Aide publique au développement (Crédit image : Basta)

Les points clés :

  • L'aide publique au développement (APD) perd de son attractivité politique dans plusieurs pays donateurs.

  • Les cofinancements et les outils financiers innovants sont des solutions clés pour compenser la baisse des ressources.

  • L'AFD s'adapte en diversifiant ses partenariats avec des banques multilatérales et des fondations privées.

Face aux réductions budgétaires massives de plusieurs grandes puissances mondiales, l'aide publique au développement (APD) connaît une période de réévaluation. Autrefois perçue comme essentielle pour aider les pays du Sud, cette aide est aujourd'hui remise en question, notamment par les critiques sur son efficacité et l'épuisement des ressources. À cela s’ajoute un changement de priorités politiques dans les pays donateurs, amplifié par la montée des gouvernements conservateurs et populistes en Europe et en Amérique du Nord.

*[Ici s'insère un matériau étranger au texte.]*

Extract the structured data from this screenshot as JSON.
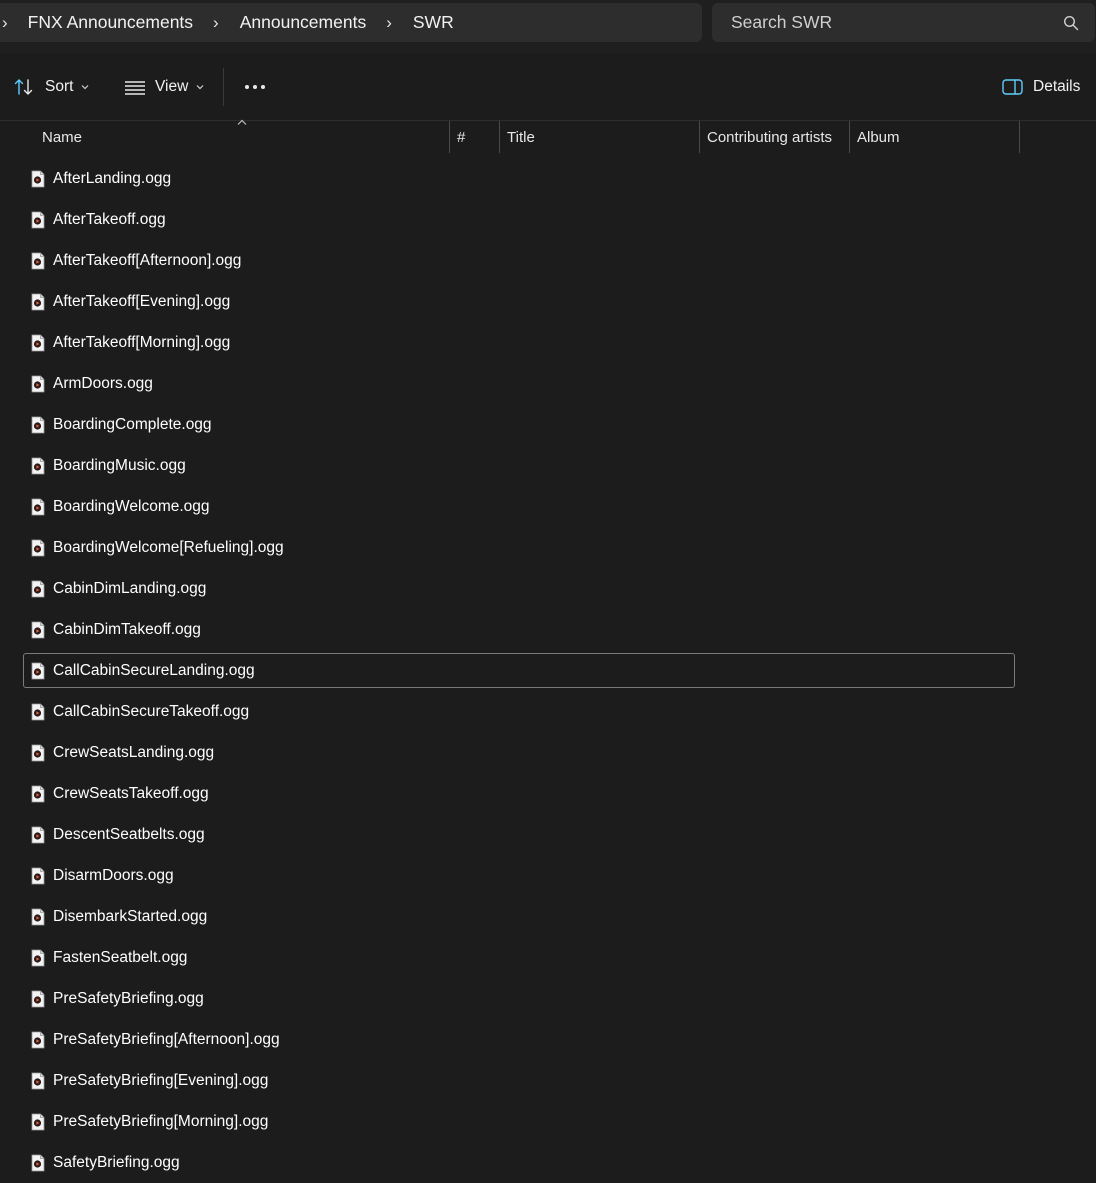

En réponse, l'Agence française de Développement (AFD) ajuste sa stratégie et cherche de nouveaux leviers pour maintenir ses interventions en Afrique, en Asie, en Amérique latine et ailleurs. Lors du 5ᵉ Forum Finance en Commun, Papa Amadou Sarr, directeur exécutif de l’AFD, a souligné la nécessité de développer un nouveau modèle d'investissement solidaire afin de garantir des résultats concrets malgré les défis actuels.

Une aide en déclin, une urgence à innover

Les restrictions budgétaires dans les pays donateurs comme le Royaume-Uni, les Pays-Bas et la France, associés à la pause des financements de l’USAID aux États-Unis, marquent un tournant décisif dans l’histoire de l'APD. Le Royaume-Uni a par exemple réduit son budget d’aide de plus de 4 milliards de livres sterling, tandis que les Pays-Bas ont coupé un tiers de leurs financements. La France, quant à elle, a dû revoir à la baisse certaines enveloppes cruciales, y compris celles du programme 209, qui finance directement les projets de l'AFD.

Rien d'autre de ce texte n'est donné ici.